This evening the Vietnamese Year of the Horse will be farewelled with tomorrow marking the first day of the Year of the Goat.

The Vietnamese Community have enriched and contributed greatly to Catholic life in Sydney

"The Year of the Goat traditionally represents a time of gentleness, calm, justice and kind heartedness," Fr Liem says adding that he hopes all these qualities, particularly kind heartedness, will be a feature of the coming year.

Known as Tet Nguyen Dan, or "feast of the First Morning of the First Day," Vietnam's New Year's Day or Tet as it is commonly called, celebrates the arrival of spring and remains the most important celebration in the Vietnamese cultural calendar.

Tomorrow Vietnamese Catholics will attend Mass to give thanks to God for His blessings over the past year. This will be followed by celebrations by Sydney's vibrant Vietnamese community of both Catholic and non-Catholics.

Vietnam New Year celebrates 2015 as the Year of the Goat

Sydney's Tet festival is set to be held at the Fairfield Show Grounds that will include traditional dancing, drums, bells, gongs, brilliantly coloured masks, animals and dancing Lan, a mythical creature that is a cross between a lion and a dragon and symbol of strength to the Vietnamese. There will also be a wide range of Vietnamese food including  traditional Tet dishes such as sticky rice and bamboo soup.

"In Australia we are very lucky that we are able to express our own culture so openly and to have so many people from other cultures join in our celebrations," says Fr Liem.
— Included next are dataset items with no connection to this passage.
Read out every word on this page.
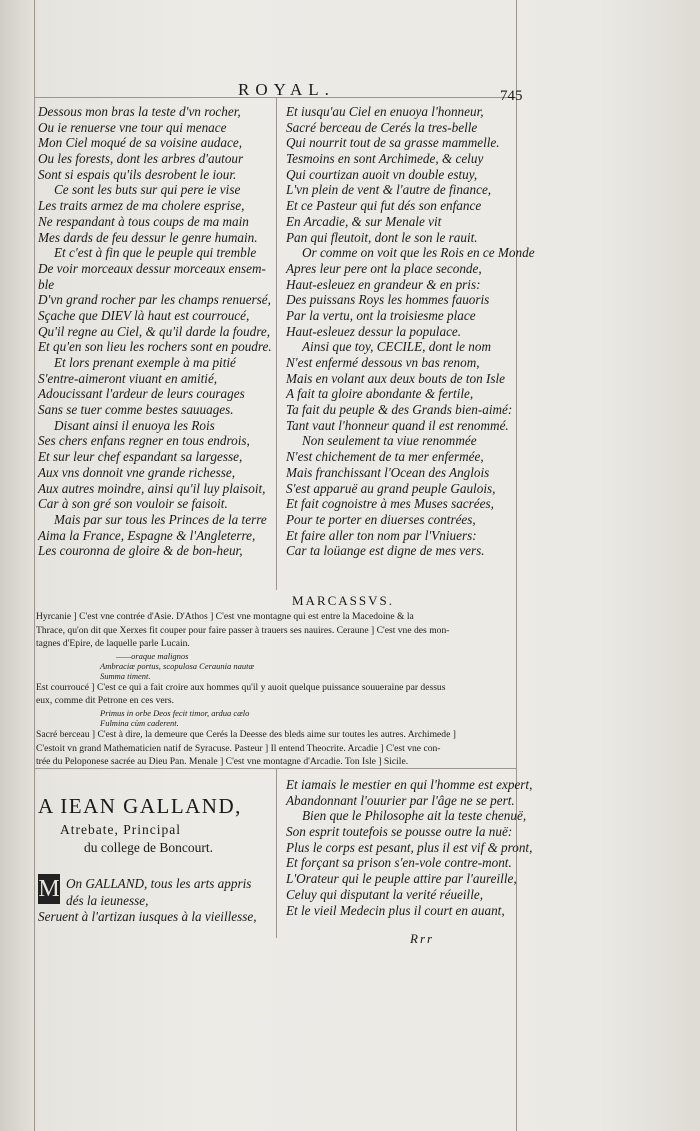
ROYAL.	745
Dessous mon bras la teste d'vn rocher,
Ou ie renuerse vne tour qui menace
Mon Ciel moqué de sa voisine audace,
Ou les forests, dont les arbres d'autour
Sont si espais qu'ils desrobent le iour.
Ce sont les buts sur qui pere ie vise
Les traits armez de ma cholere esprise,
Ne respandant à tous coups de ma main
Mes dards de feu dessur le genre humain.
Et c'est à fin que le peuple qui tremble
De voir morceaux dessur morceaux ensem-
ble
D'vn grand rocher par les champs renuersé,
Sçache que DIEV là haut est courroucé,
Qu'il regne au Ciel, & qu'il darde la foudre,
Et qu'en son lieu les rochers sont en poudre.
Et lors prenant exemple à ma pitié
S'entre-aimeront viuant en amitié,
Adoucissant l'ardeur de leurs courages
Sans se tuer comme bestes sauuages.
Disant ainsi il enuoya les Rois
Ses chers enfans regner en tous endrois,
Et sur leur chef espandant sa largesse,
Aux vns donnoit vne grande richesse,
Aux autres moindre, ainsi qu'il luy plaisoit,
Car à son gré son vouloir se faisoit.
Mais par sur tous les Princes de la terre
Aima la France, Espagne & l'Angleterre,
Les couronna de gloire & de bon-heur,
Et iusqu'au Ciel en enuoya l'honneur,
Sacré berceau de Cerés la tres-belle
Qui nourrit tout de sa grasse mammelle.
Tesmoins en sont Archimede, & celuy
Qui courtizan auoit vn double estuy,
L'vn plein de vent & l'autre de finance,
Et ce Pasteur qui fut dés son enfance
En Arcadie, & sur Menale vit
Pan qui fleutoit, dont le son le rauit.
Or comme on voit que les Rois en ce Monde
Apres leur pere ont la place seconde,
Haut-esleuez en grandeur & en pris:
Des puissans Roys les hommes fauoris
Par la vertu, ont la troisiesme place
Haut-esleuez dessur la populace.
Ainsi que toy, CECILE, dont le nom
N'est enfermé dessous vn bas renom,
Mais en volant aux deux bouts de ton Isle
A fait ta gloire abondante & fertile,
Ta fait du peuple & des Grands bien-aimé:
Tant vaut l'honneur quand il est renommé.
Non seulement ta viue renommée
N'est chichement de ta mer enfermée,
Mais franchissant l'Ocean des Anglois
S'est apparuë au grand peuple Gaulois,
Et fait cognoistre à mes Muses sacrées,
Pour te porter en diuerses contrées,
Et faire aller ton nom par l'Vniuers:
Car ta loüange est digne de mes vers.
MARCASSVS.
Hyrcanie ] C'est vne contrée d'Asie. D'Athos ] C'est vne montagne qui est entre la Macedoine & la
Thrace, qu'on dit que Xerxes fit couper pour faire passer à trauers ses nauires. Ceraune ] C'est vne des mon-
tagnes d'Epire, de laquelle parle Lucain.
——oraque malignos
Ambraciæ portus, scopulosa Ceraunia nautæ
Summa timent.
Est courroucé ] C'est ce qui a fait croire aux hommes qu'il y auoit quelque puissance souueraine par dessus
eux, comme dit Petrone en ces vers.
Primus in orbe Deos fecit timor, ardua cælo
Fulmina cùm caderent.
Sacré berceau ] C'est à dire, la demeure que Cerés la Deesse des bleds aime sur toutes les autres. Archimede ]
C'estoit vn grand Mathematicien natif de Syracuse. Pasteur ] Il entend Theocrite. Arcadie ] C'est vne con-
trée du Peloponese sacrée au Dieu Pan. Menale ] C'est vne montagne d'Arcadie. Ton Isle ] Sicile.
A IEAN GALLAND,
Atrebate, Principal
du college de Boncourt.
M On GALLAND, tous les arts appris
dés la ieunesse,
Seruent à l'artizan iusques à la vieillesse,
Et iamais le mestier en qui l'homme est expert,
Abandonnant l'ouurier par l'âge ne se pert.
Bien que le Philosophe ait la teste chenuë,
Son esprit toutefois se pousse outre la nuë:
Plus le corps est pesant, plus il est vif & pront,
Et forçant sa prison s'en-vole contre-mont.
L'Orateur qui le peuple attire par l'aureille,
Celuy qui disputant la verité réueille,
Et le vieil Medecin plus il court en auant,
Rrr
While thousands are expected to attend the Festival, the focus of the first day of Tet is on family with much of the day spent visiting relatives and spending time with immediate as well as extended family and friends.
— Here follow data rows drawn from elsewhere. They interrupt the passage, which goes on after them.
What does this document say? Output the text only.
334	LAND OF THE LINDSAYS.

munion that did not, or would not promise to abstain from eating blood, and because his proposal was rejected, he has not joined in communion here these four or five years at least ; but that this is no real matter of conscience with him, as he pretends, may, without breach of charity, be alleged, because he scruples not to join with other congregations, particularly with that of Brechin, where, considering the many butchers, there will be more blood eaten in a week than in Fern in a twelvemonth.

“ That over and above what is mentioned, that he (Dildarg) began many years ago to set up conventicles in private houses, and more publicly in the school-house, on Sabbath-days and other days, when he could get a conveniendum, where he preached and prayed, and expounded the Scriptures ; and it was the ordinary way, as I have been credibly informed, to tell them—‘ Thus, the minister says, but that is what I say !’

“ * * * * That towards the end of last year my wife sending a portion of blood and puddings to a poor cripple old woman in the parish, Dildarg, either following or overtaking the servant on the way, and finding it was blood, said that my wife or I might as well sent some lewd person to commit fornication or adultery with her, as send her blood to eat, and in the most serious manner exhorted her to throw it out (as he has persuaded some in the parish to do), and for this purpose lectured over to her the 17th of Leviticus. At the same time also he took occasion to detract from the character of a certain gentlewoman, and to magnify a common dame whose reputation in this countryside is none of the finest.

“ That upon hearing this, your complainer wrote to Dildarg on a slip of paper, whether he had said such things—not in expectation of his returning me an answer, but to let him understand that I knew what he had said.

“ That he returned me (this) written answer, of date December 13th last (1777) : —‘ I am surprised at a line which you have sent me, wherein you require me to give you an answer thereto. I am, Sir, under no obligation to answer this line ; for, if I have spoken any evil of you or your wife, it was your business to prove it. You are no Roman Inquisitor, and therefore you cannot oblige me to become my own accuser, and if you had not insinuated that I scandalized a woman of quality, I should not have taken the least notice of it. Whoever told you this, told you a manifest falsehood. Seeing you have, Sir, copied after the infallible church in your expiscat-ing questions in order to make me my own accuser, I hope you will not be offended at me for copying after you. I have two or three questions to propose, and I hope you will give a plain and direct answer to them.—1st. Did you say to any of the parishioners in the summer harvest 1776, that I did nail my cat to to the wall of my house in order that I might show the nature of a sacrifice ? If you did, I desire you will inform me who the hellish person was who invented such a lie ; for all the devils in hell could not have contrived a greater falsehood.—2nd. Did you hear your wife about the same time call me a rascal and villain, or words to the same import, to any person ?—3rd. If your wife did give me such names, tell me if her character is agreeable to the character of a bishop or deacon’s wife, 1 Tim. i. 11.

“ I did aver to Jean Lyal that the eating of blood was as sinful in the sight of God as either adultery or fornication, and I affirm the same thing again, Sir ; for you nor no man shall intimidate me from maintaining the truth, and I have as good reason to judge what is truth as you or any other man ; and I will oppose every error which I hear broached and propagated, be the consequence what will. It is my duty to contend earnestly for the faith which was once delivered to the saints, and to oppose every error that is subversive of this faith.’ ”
Fr Liem Duong presides at the Mass to celebrate the start of Vietnamese New Year 2014

"The New Year is very important to Vietnamese people and is not only a time when we celebrate the beginning of a new year but our faith and our families as well," Fr Liem says.

But the celebrations do not end there.

"At Mass on the first day of Tet we give thanks to God for our blessings over the past year. At Mass on the second day of Tet, we remember and pray for our ancestors and for our parents, brothers and sisters. And on the third day of Tet, at Mass we pray for God's blessings on our work and for his blessings as well on the year ahead," he explains.

The celebrations also continue over the three days and in some cases for as long as a week.

"Tet is a much loved time of year as it brings generations together and is a chance for our children to celebrate our culture and their heritage," Fr Liem says.

Children are an important part of Tet Mass and celebrations

Well known for their generosity, Sydney's Catholic community in 2011 raised funds for a portrait by artist Paul Newton of Vietnam's much loved, Cardinal Xavier Nguyen van Thuan who died in 2002 after a remarkable life marked by courage, selflessness, faith and forgiveness.

The portrait is now part of the collection of Domus Australia in Rome.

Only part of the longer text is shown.